A tool like Omnigent can govern how agents interact, but it can only govern the quality of decisions agents make if the underlying data is trustworthy in the first place. These two layers reinforce each other, and you need both.

What the Future Enterprise Looks Like

The next generation of enterprise AI will not be a single assistant doing everything. It will be a coordinated network of specialized agents, each performing a distinct role.

Think about what that looks like in practice for a manufacturing or process-intensive business. A maintenance agent monitors asset performance and flags anomalies. A procurement agent identifies sourcing risks and surfaces alternatives. A compliance agent tracks regulatory requirements across jurisdictions. A finance agent analyzes cost variances and models scenarios. A knowledge agent surfaces relevant engineering documentation or institutional expertise at the moment someone needs it.

Each of those agents is doing meaningful work. The challenge is making them work together without creating new chaos. They need shared context. They need consistent access to the same trusted data. And they need governance that prevents any single agent from going rogue on cost, security, or data access.
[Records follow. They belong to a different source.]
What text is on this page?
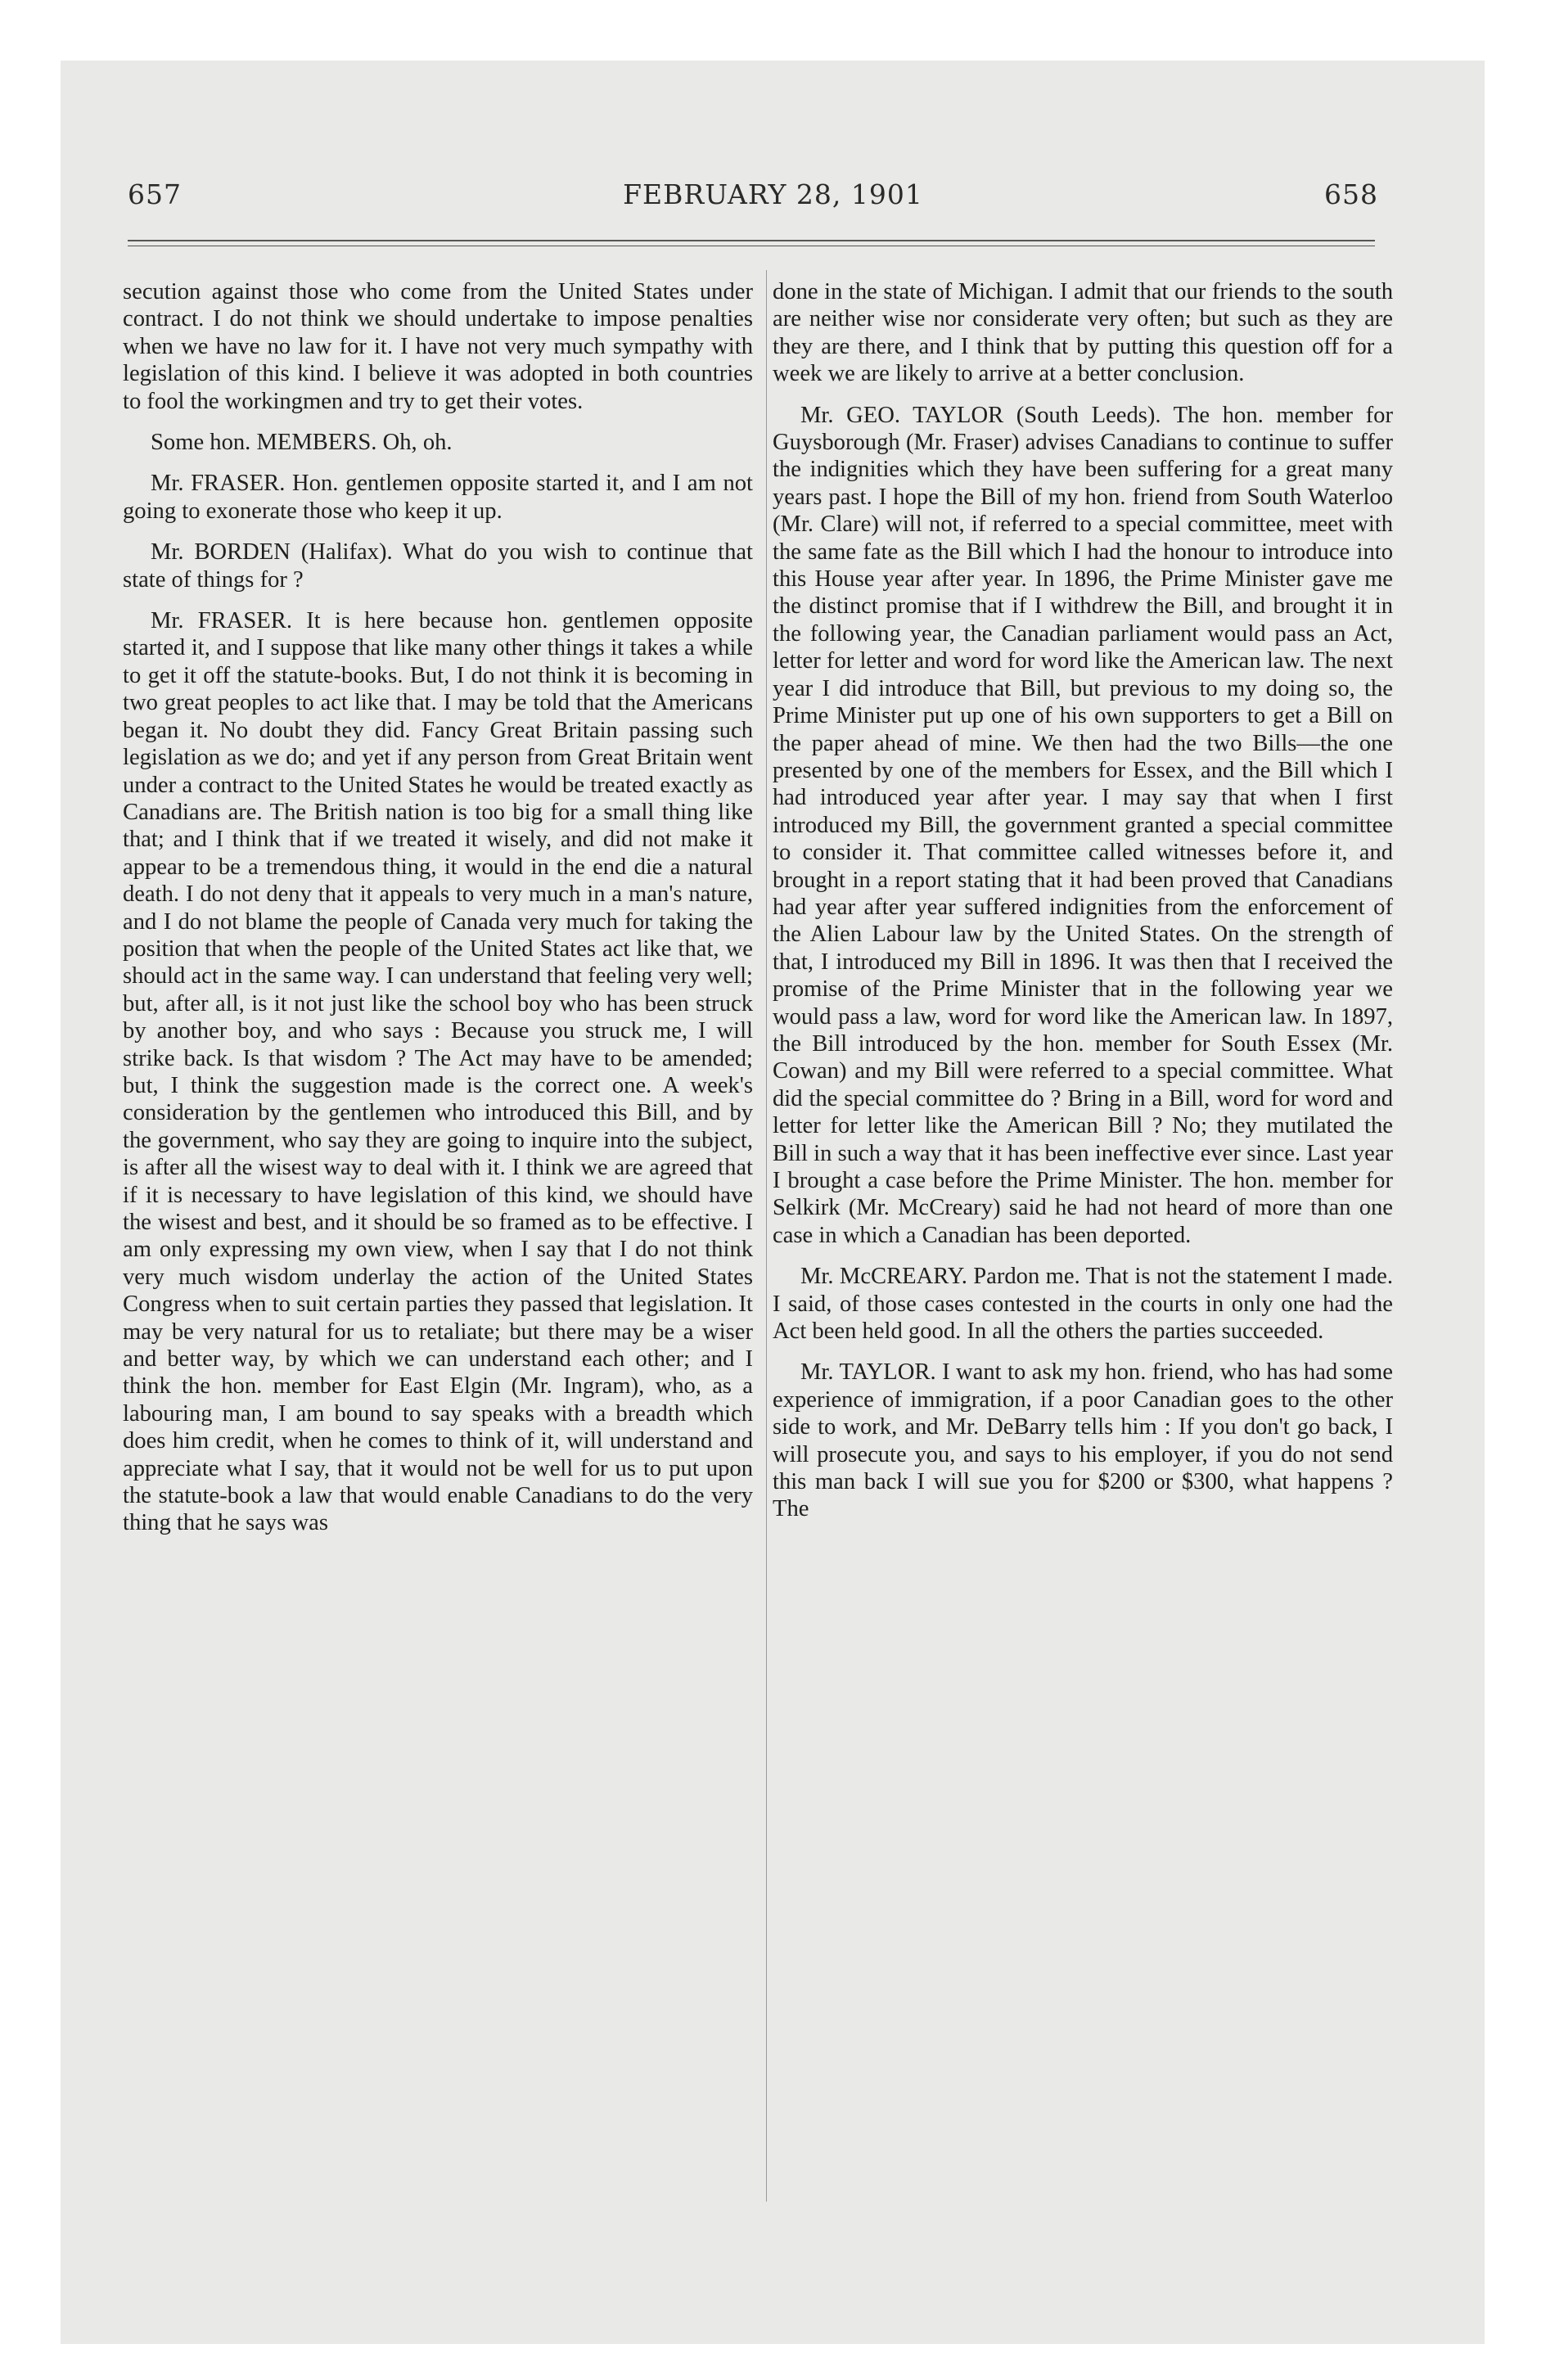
657	FEBRUARY 28, 1901	658

secution against those who come from the United States under contract. I do not think we should undertake to impose penalties when we have no law for it. I have not very much sympathy with legislation of this kind. I believe it was adopted in both countries to fool the workingmen and try to get their votes.

Some hon. MEMBERS. Oh, oh.

Mr. FRASER. Hon. gentlemen opposite started it, and I am not going to exonerate those who keep it up.

Mr. BORDEN (Halifax). What do you wish to continue that state of things for ?

Mr. FRASER. It is here because hon. gentlemen opposite started it, and I suppose that like many other things it takes a while to get it off the statute-books. But, I do not think it is becoming in two great peoples to act like that. I may be told that the Americans began it. No doubt they did. Fancy Great Britain passing such legislation as we do; and yet if any person from Great Britain went under a contract to the United States he would be treated exactly as Canadians are. The British nation is too big for a small thing like that; and I think that if we treated it wisely, and did not make it appear to be a tremendous thing, it would in the end die a natural death. I do not deny that it appeals to very much in a man's nature, and I do not blame the people of Canada very much for taking the position that when the people of the United States act like that, we should act in the same way. I can understand that feeling very well; but, after all, is it not just like the school boy who has been struck by another boy, and who says : Because you struck me, I will strike back. Is that wisdom ? The Act may have to be amended; but, I think the suggestion made is the correct one. A week's consideration by the gentlemen who introduced this Bill, and by the government, who say they are going to inquire into the subject, is after all the wisest way to deal with it. I think we are agreed that if it is necessary to have legislation of this kind, we should have the wisest and best, and it should be so framed as to be effective. I am only expressing my own view, when I say that I do not think very much wisdom underlay the action of the United States Congress when to suit certain parties they passed that legislation. It may be very natural for us to retaliate; but there may be a wiser and better way, by which we can understand each other; and I think the hon. member for East Elgin (Mr. Ingram), who, as a labouring man, I am bound to say speaks with a breadth which does him credit, when he comes to think of it, will understand and appreciate what I say, that it would not be well for us to put upon the statute-book a law that would enable Canadians to do the very thing that he says was

done in the state of Michigan. I admit that our friends to the south are neither wise nor considerate very often; but such as they are they are there, and I think that by putting this question off for a week we are likely to arrive at a better conclusion.

Mr. GEO. TAYLOR (South Leeds). The hon. member for Guysborough (Mr. Fraser) advises Canadians to continue to suffer the indignities which they have been suffering for a great many years past. I hope the Bill of my hon. friend from South Waterloo (Mr. Clare) will not, if referred to a special committee, meet with the same fate as the Bill which I had the honour to introduce into this House year after year. In 1896, the Prime Minister gave me the distinct promise that if I withdrew the Bill, and brought it in the following year, the Canadian parliament would pass an Act, letter for letter and word for word like the American law. The next year I did introduce that Bill, but previous to my doing so, the Prime Minister put up one of his own supporters to get a Bill on the paper ahead of mine. We then had the two Bills—the one presented by one of the members for Essex, and the Bill which I had introduced year after year. I may say that when I first introduced my Bill, the government granted a special committee to consider it. That committee called witnesses before it, and brought in a report stating that it had been proved that Canadians had year after year suffered indignities from the enforcement of the Alien Labour law by the United States. On the strength of that, I introduced my Bill in 1896. It was then that I received the promise of the Prime Minister that in the following year we would pass a law, word for word like the American law. In 1897, the Bill introduced by the hon. member for South Essex (Mr. Cowan) and my Bill were referred to a special committee. What did the special committee do ? Bring in a Bill, word for word and letter for letter like the American Bill ? No; they mutilated the Bill in such a way that it has been ineffective ever since. Last year I brought a case before the Prime Minister. The hon. member for Selkirk (Mr. McCreary) said he had not heard of more than one case in which a Canadian has been deported.

Mr. McCREARY. Pardon me. That is not the statement I made. I said, of those cases contested in the courts in only one had the Act been held good. In all the others the parties succeeded.

Mr. TAYLOR. I want to ask my hon. friend, who has had some experience of immigration, if a poor Canadian goes to the other side to work, and Mr. DeBarry tells him : If you don't go back, I will prosecute you, and says to his employer, if you do not send this man back I will sue you for $200 or $300, what happens ? The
What This Means If You Are Investing in SAP and Databricks

For organizations that are building on SAP Business Data Cloud, Databricks, and SAP Joule, the direction here is clear. Competitive advantage will not come from having more agents. It will come from having well-governed agents operating on trusted, consistent business context.

That requires modern data architecture; It requires governed data products; It requires strong integration between structured and unstructured data across your enterprise, and it requires thinking about orchestration and governance as foundational capabilities, not afterthoughts you address once the agents are already running.

Organizations that establish these foundations now will be able to scale AI far more effectively than those that prioritize agent deployment ahead of data readiness. We have seen this pattern play out in analytics and in earlier AI investments. The organizations that got the foundation right early captured the advantage. The others spent years retrofitting governance onto systems that were never designed for it.

The Signal Worth Paying Attention To

Omnigent is one announcement, and it is early. The direction it signals reflects something we are seeing across the broader market. Agentic AI is moving from capability demonstration into a governance maturation phase. The early conversations were about what agents can do. The conversation that matters now is about how to deploy them accountably, sustainably, and at enterprise scale.

At Syngentic, this is exactly where we believe organizations should focus their attention. The future of enterprise AI will not be defined by which company has the most agents or the most sophisticated models. It will be defined by the quality of the information, architecture, and governance that those agents operate on.

The question is no longer whether your organization will deploy AI agents. The question is whether those agents will be working from a foundation you can trust.